"Iactitasset"

I'm quite flummoxed here! I think I've given a good look at the various possibilities for what that word could mean in this sentence:

"Tandem Petri et Pauli Apostolorum precibus, praestigias ipsius detectas fuisse, et cum in coelum se volaturum iactitasset, ex sublimi decidisse, et extinctus fuisse dicitur."

It looks like some sort of pluperfect form of "iactito." It ought to be subjunctive too since it's part of that "cum meaning 'because'" clause, but the third person singular pluperfect subjunctive of "iactito" is, (according to Wiktionary, anyway) supposed to be "iactitavisset." Maybe it's a typo?? I hate typos!!

Anyway, this is my attempt to translate of the sentence:


"At last by the prayers of the Apostles Peter and Paul, his deceptions were detected, and because he had boasted that he was about to fly to heaven, he was said to have fallen from a high place, and to have been killed."
 
B

Bitmap

Guest

Your translation is basically right.
iactitasset is just a shortened version of iactitavisset.
The cum can have an additional meaning like 'because', but it can also just mean 'after' (hard to tell without more context).

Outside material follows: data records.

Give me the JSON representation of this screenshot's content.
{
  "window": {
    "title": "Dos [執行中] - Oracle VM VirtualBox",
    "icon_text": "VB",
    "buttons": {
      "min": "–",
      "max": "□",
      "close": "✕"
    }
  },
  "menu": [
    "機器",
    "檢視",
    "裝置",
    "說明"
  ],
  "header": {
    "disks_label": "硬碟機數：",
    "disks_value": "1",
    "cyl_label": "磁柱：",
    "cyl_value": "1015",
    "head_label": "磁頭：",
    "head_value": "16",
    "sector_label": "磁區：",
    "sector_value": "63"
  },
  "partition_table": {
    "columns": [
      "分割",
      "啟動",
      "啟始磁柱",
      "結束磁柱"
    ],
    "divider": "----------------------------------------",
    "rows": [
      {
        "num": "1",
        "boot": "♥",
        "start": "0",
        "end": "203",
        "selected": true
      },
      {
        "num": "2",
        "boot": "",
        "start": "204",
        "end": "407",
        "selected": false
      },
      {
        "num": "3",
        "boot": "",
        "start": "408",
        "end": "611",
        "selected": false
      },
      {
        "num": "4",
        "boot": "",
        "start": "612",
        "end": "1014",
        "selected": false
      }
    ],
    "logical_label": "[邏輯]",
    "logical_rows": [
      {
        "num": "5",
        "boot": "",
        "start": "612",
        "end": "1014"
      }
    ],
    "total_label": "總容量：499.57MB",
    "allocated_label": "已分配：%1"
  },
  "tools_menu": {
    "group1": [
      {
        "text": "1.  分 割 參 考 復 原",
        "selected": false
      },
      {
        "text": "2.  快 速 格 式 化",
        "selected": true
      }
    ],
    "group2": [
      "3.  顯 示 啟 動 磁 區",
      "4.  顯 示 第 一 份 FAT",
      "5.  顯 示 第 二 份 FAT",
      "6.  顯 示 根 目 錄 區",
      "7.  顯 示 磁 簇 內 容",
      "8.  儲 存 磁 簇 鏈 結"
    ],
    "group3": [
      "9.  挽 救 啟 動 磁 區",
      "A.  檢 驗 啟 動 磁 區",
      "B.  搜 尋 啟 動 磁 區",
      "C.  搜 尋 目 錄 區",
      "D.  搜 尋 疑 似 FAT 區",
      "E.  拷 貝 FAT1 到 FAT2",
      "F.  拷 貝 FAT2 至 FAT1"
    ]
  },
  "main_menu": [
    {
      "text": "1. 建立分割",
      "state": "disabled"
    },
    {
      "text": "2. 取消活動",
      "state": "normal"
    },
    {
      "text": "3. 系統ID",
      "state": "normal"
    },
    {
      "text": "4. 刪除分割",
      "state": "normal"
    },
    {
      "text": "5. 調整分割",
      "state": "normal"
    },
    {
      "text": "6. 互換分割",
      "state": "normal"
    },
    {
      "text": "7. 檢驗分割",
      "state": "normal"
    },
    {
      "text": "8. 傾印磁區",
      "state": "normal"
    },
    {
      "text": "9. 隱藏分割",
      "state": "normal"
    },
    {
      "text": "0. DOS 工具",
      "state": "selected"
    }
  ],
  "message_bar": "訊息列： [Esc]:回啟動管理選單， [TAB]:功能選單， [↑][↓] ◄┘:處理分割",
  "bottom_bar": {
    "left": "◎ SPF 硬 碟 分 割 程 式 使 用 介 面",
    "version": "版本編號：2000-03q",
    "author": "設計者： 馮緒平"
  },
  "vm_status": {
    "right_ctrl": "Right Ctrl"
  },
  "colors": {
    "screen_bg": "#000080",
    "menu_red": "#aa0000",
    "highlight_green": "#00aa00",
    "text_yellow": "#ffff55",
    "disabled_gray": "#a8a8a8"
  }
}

The Latin is slightly weird in using fuisse rather than esse and in having dicitur first take an AcI (praestigias fuisse) and then an NcI (extinctus fuisse) ... but ok. That's the one thing I would amend in the translation - dicitur refers to both infinitives: "It is said that (...) his deceptions had been detected and that (...) he had fallen (...) and had been killed."
 

Pacifica

grammaticissima

  • Aedilis

Location:
Belgium
The cum can have an additional meaning like 'because', but it can also just mean 'after' (hard to tell without more context).
I'm pretty sure it's only circumstantial here, not causal. It doesn't read very naturally as causal.
The Latin is slightly weird in using fuisse rather than esse and in having dicitur first take an AcI (praestigias fuisse) and then an NcI (extinctus fuisse) ... but ok. That's the one thing I would amend in the translation - dicitur refers to both infinitives: "It is said that (...) his deceptions had been detected and that (...) he had fallen (...) and had been killed."
I suppose it could be that Tandem Petri et Pauli Apostolorum precibus, praestigias ipsius detectas fuisse is dependent on some previous active verb, but I can't tell without seeing more of the text, which I can't find on Google.
 

Pacifica

grammaticissima

  • Aedilis

Location:
Belgium
Then, no, praestigias detectas fuisse doesn't depend on any previous verb and dicitur is indeed taking two different constructions at the same time in a somewhat weird way, as Bitmap said.